Our Opinion: 2023

Growth in Greece

It was a real joy to visit Greece last week and, for the first time, visiting the country at a time of economic confidence, rather than chaos.

On 21st May, Greece experienced a political earthquake as the governing centre-right New Democracy party resoundingly beat its left-leaning opponents in national elections. New Democracy won 41% of the vote, compared with only 20% for Syriza, the main opposition party. The margin was far larger than opinion polls had predicted, and while New Democracy was just five seats short of an overall majority, the result suggests that it is likely to win an outright victory in another election this month under a different system that give bonus seats to the party with the most votes.

The scale of New Democracy’s victory is striking given that it took place in the aftermath of a disastrous train accident in February, in which more than 50 people died. There is also an ongoing investigation into a wire-tapping scandal in which the intelligence service spied on politicians, journalists, and businesspeople.
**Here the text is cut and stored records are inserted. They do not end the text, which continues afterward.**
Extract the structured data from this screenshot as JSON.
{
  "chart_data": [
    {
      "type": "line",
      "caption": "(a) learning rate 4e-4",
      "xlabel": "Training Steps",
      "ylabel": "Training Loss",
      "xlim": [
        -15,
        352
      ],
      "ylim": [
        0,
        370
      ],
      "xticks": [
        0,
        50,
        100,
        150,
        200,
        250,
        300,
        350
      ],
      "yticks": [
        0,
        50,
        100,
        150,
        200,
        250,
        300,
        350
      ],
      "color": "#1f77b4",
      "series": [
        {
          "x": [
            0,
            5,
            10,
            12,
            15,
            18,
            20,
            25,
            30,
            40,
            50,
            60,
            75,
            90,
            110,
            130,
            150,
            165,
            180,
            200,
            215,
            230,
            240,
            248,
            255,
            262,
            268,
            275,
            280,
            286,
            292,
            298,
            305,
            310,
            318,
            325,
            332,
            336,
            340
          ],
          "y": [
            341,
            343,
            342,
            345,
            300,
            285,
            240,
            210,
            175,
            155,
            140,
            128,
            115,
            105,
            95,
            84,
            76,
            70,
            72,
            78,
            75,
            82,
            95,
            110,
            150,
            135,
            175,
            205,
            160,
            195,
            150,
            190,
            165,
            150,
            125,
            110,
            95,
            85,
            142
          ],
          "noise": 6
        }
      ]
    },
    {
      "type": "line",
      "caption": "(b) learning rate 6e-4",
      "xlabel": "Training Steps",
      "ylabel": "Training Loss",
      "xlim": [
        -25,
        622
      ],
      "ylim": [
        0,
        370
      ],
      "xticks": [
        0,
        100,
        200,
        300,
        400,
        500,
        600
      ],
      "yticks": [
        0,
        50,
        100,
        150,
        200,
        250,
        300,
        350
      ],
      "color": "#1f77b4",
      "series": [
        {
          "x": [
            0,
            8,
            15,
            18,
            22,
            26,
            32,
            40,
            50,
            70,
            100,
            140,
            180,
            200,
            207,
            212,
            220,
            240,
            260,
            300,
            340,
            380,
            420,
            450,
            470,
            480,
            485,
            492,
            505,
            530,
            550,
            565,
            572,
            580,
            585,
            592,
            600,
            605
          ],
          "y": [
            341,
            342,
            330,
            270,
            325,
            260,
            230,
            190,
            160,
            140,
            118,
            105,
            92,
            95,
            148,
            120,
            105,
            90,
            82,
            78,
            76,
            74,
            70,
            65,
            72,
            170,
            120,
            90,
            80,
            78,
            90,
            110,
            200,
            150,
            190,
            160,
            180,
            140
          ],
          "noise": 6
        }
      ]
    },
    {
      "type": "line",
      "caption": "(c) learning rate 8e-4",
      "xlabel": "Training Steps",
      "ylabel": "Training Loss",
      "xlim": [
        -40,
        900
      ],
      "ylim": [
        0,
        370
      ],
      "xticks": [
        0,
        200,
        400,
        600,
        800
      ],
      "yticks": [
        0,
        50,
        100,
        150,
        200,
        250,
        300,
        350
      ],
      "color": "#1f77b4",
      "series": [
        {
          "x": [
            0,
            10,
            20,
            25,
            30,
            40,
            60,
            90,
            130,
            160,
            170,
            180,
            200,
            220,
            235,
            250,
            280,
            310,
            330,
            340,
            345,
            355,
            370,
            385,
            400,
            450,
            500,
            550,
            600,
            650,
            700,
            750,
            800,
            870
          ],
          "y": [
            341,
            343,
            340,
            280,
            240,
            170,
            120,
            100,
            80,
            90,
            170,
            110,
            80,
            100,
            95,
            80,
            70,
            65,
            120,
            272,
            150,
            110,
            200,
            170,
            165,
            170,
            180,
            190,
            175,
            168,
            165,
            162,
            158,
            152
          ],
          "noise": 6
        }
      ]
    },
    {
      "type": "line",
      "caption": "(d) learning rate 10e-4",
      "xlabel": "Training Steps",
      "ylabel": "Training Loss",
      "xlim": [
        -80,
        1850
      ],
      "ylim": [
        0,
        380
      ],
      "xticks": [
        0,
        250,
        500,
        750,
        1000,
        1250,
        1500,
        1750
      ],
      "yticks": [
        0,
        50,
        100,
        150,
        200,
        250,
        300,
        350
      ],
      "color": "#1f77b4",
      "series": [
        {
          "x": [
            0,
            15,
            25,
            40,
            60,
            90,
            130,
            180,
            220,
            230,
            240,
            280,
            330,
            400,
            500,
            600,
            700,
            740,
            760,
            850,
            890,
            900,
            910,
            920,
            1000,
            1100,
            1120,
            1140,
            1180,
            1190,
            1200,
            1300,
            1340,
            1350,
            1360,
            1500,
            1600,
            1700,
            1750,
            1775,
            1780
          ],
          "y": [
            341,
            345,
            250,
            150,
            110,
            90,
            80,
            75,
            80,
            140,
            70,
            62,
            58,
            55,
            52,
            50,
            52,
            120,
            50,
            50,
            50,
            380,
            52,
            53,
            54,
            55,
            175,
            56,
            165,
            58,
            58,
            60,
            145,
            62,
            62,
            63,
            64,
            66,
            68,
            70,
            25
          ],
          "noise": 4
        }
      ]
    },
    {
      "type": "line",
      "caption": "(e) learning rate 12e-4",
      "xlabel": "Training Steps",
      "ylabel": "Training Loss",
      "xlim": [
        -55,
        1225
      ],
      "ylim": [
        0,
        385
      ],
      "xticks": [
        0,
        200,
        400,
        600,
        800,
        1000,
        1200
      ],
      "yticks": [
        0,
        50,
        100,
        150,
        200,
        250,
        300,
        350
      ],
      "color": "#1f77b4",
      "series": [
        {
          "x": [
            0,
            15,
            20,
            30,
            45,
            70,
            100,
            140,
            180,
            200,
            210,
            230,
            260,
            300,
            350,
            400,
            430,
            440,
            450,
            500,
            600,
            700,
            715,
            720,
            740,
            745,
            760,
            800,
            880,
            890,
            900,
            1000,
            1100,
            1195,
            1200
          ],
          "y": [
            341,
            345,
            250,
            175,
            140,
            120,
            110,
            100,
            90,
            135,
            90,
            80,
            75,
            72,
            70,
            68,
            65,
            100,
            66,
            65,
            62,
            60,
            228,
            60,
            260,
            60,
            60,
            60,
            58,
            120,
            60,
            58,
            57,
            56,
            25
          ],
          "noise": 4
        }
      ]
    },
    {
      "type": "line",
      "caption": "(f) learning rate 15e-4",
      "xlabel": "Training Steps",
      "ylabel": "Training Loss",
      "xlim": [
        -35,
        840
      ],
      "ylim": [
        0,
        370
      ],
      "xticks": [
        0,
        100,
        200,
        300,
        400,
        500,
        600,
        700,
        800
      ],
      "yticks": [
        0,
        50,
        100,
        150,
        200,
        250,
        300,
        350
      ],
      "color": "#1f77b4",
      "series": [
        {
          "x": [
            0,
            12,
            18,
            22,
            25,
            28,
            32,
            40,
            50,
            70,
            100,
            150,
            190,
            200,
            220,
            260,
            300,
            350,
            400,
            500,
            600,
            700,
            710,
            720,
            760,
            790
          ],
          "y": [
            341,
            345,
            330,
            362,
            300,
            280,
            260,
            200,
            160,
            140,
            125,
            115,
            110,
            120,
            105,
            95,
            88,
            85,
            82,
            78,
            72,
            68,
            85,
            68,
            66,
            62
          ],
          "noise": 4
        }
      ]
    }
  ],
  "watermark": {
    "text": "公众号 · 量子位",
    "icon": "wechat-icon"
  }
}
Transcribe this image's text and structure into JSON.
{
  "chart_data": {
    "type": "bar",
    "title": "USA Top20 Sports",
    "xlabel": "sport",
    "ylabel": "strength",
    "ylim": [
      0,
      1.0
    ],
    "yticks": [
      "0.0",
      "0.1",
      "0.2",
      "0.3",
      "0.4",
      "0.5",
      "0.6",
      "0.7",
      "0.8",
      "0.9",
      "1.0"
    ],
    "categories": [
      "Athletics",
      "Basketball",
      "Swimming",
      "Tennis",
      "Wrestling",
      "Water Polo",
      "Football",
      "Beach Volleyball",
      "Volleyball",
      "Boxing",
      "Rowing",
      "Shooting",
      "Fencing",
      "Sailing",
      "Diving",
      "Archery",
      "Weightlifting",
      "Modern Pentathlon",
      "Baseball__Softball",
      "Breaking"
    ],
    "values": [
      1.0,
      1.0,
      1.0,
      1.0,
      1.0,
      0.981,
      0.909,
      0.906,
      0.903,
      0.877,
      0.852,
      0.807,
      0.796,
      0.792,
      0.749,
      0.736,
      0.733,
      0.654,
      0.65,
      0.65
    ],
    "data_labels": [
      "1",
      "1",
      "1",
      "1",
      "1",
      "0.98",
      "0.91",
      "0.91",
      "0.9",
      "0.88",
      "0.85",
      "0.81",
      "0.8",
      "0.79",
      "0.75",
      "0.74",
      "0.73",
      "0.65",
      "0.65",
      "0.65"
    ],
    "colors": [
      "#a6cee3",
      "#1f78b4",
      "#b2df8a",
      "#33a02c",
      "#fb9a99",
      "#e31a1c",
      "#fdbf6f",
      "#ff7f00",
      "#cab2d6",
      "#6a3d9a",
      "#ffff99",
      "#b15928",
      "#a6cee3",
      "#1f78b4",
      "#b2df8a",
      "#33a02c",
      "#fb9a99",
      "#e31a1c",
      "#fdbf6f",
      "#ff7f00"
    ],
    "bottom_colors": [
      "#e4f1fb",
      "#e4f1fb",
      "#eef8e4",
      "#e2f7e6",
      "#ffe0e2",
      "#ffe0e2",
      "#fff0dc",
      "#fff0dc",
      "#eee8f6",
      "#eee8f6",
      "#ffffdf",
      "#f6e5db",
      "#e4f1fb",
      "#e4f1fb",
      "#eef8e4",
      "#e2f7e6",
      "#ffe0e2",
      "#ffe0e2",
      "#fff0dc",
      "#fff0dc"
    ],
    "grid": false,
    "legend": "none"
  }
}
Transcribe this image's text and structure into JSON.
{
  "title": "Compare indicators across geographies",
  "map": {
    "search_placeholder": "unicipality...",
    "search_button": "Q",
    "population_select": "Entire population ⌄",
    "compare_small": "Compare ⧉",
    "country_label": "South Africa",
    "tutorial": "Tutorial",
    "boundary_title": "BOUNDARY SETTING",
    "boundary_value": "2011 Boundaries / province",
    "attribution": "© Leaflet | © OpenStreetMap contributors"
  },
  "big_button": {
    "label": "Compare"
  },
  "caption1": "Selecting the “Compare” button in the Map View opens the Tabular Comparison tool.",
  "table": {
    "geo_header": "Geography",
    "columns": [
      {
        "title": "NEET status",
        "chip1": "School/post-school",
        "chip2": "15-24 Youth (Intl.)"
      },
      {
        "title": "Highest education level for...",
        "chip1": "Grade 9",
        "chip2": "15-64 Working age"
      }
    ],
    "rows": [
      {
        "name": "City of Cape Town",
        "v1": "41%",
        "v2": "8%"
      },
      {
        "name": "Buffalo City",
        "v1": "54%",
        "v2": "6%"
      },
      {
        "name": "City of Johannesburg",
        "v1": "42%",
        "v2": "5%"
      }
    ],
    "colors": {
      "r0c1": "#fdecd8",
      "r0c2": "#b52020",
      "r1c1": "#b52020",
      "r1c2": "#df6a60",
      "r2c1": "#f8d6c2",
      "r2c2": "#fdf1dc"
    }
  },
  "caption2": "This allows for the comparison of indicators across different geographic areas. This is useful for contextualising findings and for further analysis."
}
However, New Democracy benefited from its perceived solid record of restoring economic stability, especially given the fact that Greece is no longer under post-bailout surveillance by the EU and is set to grow by 2.4% this year, above the forecast eurozone average.

However, whilst New Democracy’s market-friendly reforms may have delighted banks and investors, and even reassured the comfortable middle classes, the less well-off continue to suffer the dire consequences of sustained austerity. The Greek economy is still about 20% smaller than it was before 2008, while levels of poverty and social exclusion are still among the highest in Europe. The unemployment rate is nearly 11%, but annual inflation is back down at only 3%.

The election was a resounding strategic defeat for Syriza, which saw its support collapse, even compared with the final opinion polls. The party has made several big blunders over the past few years, including the decision to introduce a pure proportional system when it was in power, as well as basing its campaign around attacking the current prime minister. When it come up with new policies, these were pitched towards a hardcore, fanatical audience rather than more moderate voters.

There is a very real possibility that Syriza may be pushed into third place by the centre-left PASOK at the next election. If this happens it could mark the end of a major political cycle that began with the 2008 banking crisis, with potential consequences that extend beyond Greece, and into the broader European political landscape. At the very least, the future of the populist left-wing movements that challenged the status quo in the 2010s all around the continent now seem increasingly doubtful.

Syriza ran the country from 2015 to 2019, a time when Greece came close to defaulting on its debts, crashing out of the Euro and threatening the stability of the entire Euro-zone. Mr Mitsotakis then took over. Now Greek voters have decided, by a significant margin that they prefer stability and technocratic competence to drama.

Over the past four years, Mr Mitsotakis has governed, for the most part, with energy and skill. The economy has bounced back better than most from the disasters of covid-19 and the energy-price shock; its growth rate last year was around twice the Euro-zone average, and is forecast to exceed it comfortably this year too.

The mission of modernising Greek government has a long way to go—and Mr Mitsotakis will have his work cut out in a second term. But he clearly deserves one.